3. What “acceptable variation” the reporting actually documents — and the reporting gap
None of the provided sources quote an explicit U.S. Mint manufacturing tolerance table for weight or diameter for pre‑1965 dimes; the public references and dealer guides therefore stop short of asserting a single official allowance for variation and instead rely on practical checks and averages used by dealers and investors [1][4]. As a result, authoritative tolerance figures — as a legal manufacturing spec — are not present in the supplied reporting; that omission prevents a definitive, source‑backed statement about exact allowable grams or millimeter deviation from nominal.
4. How the market and dealers treat deviations in practice
Where official tolerances are absent from these sources, industry practice as reported is to flag any dime that noticeably deviates from the 2.50‑gram expectation or that reacts to a magnet as suspicious; tools like specific‑gravity testing, precise digital scales, diameter gauges, and magnet checks are recommended to confirm authenticity and metal content [4][10]. Secondary sources frame these coins as “junk silver” for bullion purposes — traded for metal value rather than numismatic grade — so small circulation wear that lowers mass somewhat is expected, but sharp departures from 2.50 g or from the 17.9 mm diameter typically trigger further scrutiny [7][10].

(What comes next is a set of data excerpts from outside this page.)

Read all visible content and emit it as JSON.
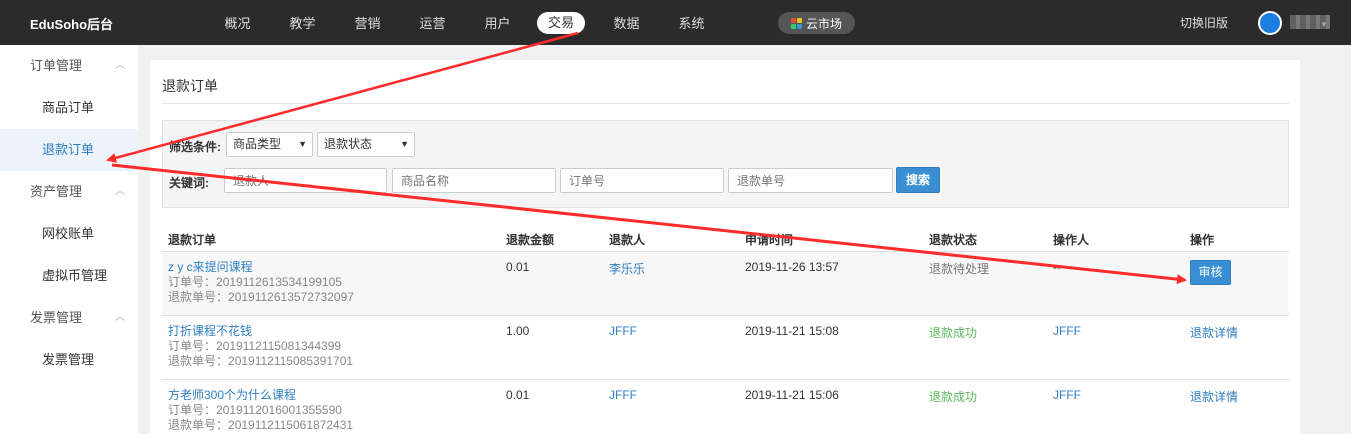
{
  "topbar": {
    "brand": "EduSoho后台",
    "nav": [
      "概况",
      "教学",
      "营销",
      "运营",
      "用户",
      "交易",
      "数据",
      "系统"
    ],
    "active_nav": "交易",
    "market_label": "云市场",
    "switch_old": "切换旧版"
  },
  "sidebar": {
    "groups": [
      {
        "title": "订单管理",
        "items": [
          "商品订单",
          "退款订单"
        ]
      },
      {
        "title": "资产管理",
        "items": [
          "网校账单",
          "虚拟币管理"
        ]
      },
      {
        "title": "发票管理",
        "items": [
          "发票管理"
        ]
      }
    ],
    "active_item": "退款订单"
  },
  "panel": {
    "title": "退款订单",
    "filter": {
      "condition_label": "筛选条件:",
      "select_type": "商品类型",
      "select_status": "退款状态",
      "keyword_label": "关键词:",
      "placeholders": {
        "refund_user": "退款人",
        "product_name": "商品名称",
        "order_no": "订单号",
        "refund_no": "退款单号"
      },
      "search_label": "搜索"
    },
    "table": {
      "headers": [
        "退款订单",
        "退款金额",
        "退款人",
        "申请时间",
        "退款状态",
        "操作人",
        "操作"
      ],
      "order_no_prefix": "订单号：",
      "refund_no_prefix": "退款单号：",
      "rows": [
        {
          "title": "z y c来提问课程",
          "order_no": "2019112613534199105",
          "refund_no": "2019112613572732097",
          "amount": "0.01",
          "user": "李乐乐",
          "time": "2019-11-26 13:57",
          "status": "退款待处理",
          "operator": "--",
          "action": "审核"
        },
        {
          "title": "打折课程不花钱",
          "order_no": "2019112115081344399",
          "refund_no": "2019112115085391701",
          "amount": "1.00",
          "user": "JFFF",
          "time": "2019-11-21 15:08",
          "status": "退款成功",
          "operator": "JFFF",
          "action": "退款详情"
        },
        {
          "title": "方老师300个为什么课程",
          "order_no": "2019112016001355590",
          "refund_no": "2019112115061872431",
          "amount": "0.01",
          "user": "JFFF",
          "time": "2019-11-21 15:06",
          "status": "退款成功",
          "operator": "JFFF",
          "action": "退款详情"
        }
      ]
    }
  },
  "colors": {
    "topbar": "#2b2b2b",
    "accent": "#2f7ec1",
    "success": "#5cb85c",
    "annotation": "#ff2a2a"
  }
}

5. What readers should take away and where the evidence ends
Definitively: pre‑1965 U.S. dimes are 90% silver / 10% copper, 2.50 g total weight, 17.9 mm diameter, and have a reeded edge, according to the Mint history and consistent industry references [1][2][3]. Indeterminately: the supplied reporting does not contain the U.S. Mint’s formal manufacturing tolerances (weight/diameter tolerances), so any precise “acceptable variation” limits must be sought in Mint archival specifications or technical production documents not included here; until those are produced, dealers’ practical thresholds and metallurgical tests (specific gravity, precise weighing, magnet response) are the operational standard cited by the sources for spotting outliers and counterfeits [4][6].